Das ist in unserer öffentlichen Diskussion natürlich immer ganz anders. Wenn ein Amoklauf stattfindet, bitten 15 Minuten später die ersten Medien um eine Stellungnahme des Ministeriums. Das findet überall statt. Irgendwer wird bestimmt schon 15 Minuten nach dem Amoklauf den Grund dafür wissen. Wenn der Amokläufer zufällig ein Computer
spiel hatte, dann waren es die Computerspiele. Wenn es ein Zuwanderer war, war es eine gescheiterte Integration. Dann war es meistens noch die Religion oder irgendetwas. Aber dass es viele Gründe geben kann, ehe ein Jugendlicher kriminell wird, das wird meistens übersehen.
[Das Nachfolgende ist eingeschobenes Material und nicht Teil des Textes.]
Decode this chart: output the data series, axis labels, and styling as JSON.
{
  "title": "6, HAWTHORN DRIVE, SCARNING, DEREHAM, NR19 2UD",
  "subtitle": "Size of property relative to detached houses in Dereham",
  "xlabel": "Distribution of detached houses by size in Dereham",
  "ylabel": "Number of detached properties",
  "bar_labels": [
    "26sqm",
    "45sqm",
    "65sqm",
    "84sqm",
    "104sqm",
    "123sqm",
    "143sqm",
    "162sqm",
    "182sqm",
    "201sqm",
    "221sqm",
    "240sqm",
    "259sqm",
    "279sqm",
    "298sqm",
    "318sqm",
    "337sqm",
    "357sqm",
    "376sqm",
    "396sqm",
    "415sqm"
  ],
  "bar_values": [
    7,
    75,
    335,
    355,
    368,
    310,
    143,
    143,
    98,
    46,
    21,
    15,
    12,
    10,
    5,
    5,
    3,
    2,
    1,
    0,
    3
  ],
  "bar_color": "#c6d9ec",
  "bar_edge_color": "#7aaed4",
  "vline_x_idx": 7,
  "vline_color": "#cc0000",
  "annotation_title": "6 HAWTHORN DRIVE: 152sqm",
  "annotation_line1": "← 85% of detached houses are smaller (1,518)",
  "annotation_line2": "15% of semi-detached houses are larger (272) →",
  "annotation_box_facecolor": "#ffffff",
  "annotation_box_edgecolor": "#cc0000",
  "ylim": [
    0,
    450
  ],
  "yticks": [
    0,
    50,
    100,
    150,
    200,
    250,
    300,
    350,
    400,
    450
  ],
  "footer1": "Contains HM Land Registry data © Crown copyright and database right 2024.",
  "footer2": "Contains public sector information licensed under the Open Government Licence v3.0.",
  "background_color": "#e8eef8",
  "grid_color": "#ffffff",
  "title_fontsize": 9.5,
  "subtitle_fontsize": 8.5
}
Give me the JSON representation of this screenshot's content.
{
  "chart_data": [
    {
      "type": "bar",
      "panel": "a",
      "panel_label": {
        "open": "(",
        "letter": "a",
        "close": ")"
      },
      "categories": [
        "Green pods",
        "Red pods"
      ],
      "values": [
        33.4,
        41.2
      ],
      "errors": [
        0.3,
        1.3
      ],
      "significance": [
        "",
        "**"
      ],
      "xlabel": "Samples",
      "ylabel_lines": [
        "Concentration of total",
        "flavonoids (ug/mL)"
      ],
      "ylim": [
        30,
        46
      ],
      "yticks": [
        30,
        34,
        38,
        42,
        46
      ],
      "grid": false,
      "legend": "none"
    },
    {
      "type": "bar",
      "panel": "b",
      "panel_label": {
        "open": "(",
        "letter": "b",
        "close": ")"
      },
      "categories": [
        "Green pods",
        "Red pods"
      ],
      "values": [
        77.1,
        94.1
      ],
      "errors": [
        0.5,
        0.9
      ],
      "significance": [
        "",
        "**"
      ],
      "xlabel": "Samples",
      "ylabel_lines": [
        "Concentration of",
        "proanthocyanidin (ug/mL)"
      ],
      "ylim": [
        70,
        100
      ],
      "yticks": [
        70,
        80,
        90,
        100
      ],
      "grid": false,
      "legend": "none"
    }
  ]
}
Problematisch wird es erfahrungsgemäß dann, wenn bestimmte Risikofaktoren gehäuft in Familien zusammentreffen, wenn also beispielsweise die Familie durch Arbeitslosigkeit von Armut bedroht ist, die Eltern Suchtprobleme haben und sich dazu noch als gewalttätig erweisen. In diesen Fällen besteht die große Gefahr, dass sich die Kinder und Jugendlichen nicht gesund und altersgemäß entwickeln.
War die Situation in der Familie in der Vergangenheit davon geprägt, dass die Familie den Kindern und Jugendlichen in vieler Hinsicht einen stabilen Rahmen zur Entwicklung ihrer Persönlichkeit geben konnte, ist in vielen Fällen diese Begleitung der Familie nicht mehr selbstverständlich. Bestand der Familienverbund früher aus den leiblichen Eltern und ihren Kindern, so gibt es heute vielfach andere Formen von Familie, Patchworkfamilien, alleinerziehende Familien, wo ein Elternteil die ganze Last alleine trägt.
Wurde das Familieneinkommen früher durch einen Elternteil an einem Wohnort erzielt, so ist es heute häufig nötig, dass Familien umziehen, dass Kinder aus bewährtem Umfeld herausgerissen werden und sich an anderen Orten wieder finden müssen. Auch das ist ein wichtiger Punkt bei der Entwicklung von Kindern.
Daneben ist es für die Eltern, die selbst von Arbeitslosigkeit betroffen sind, ausgesprochen schwierig, den Kindern und Jugendlichen verlässliche schulische und berufliche Perspektiven aufzuzeigen.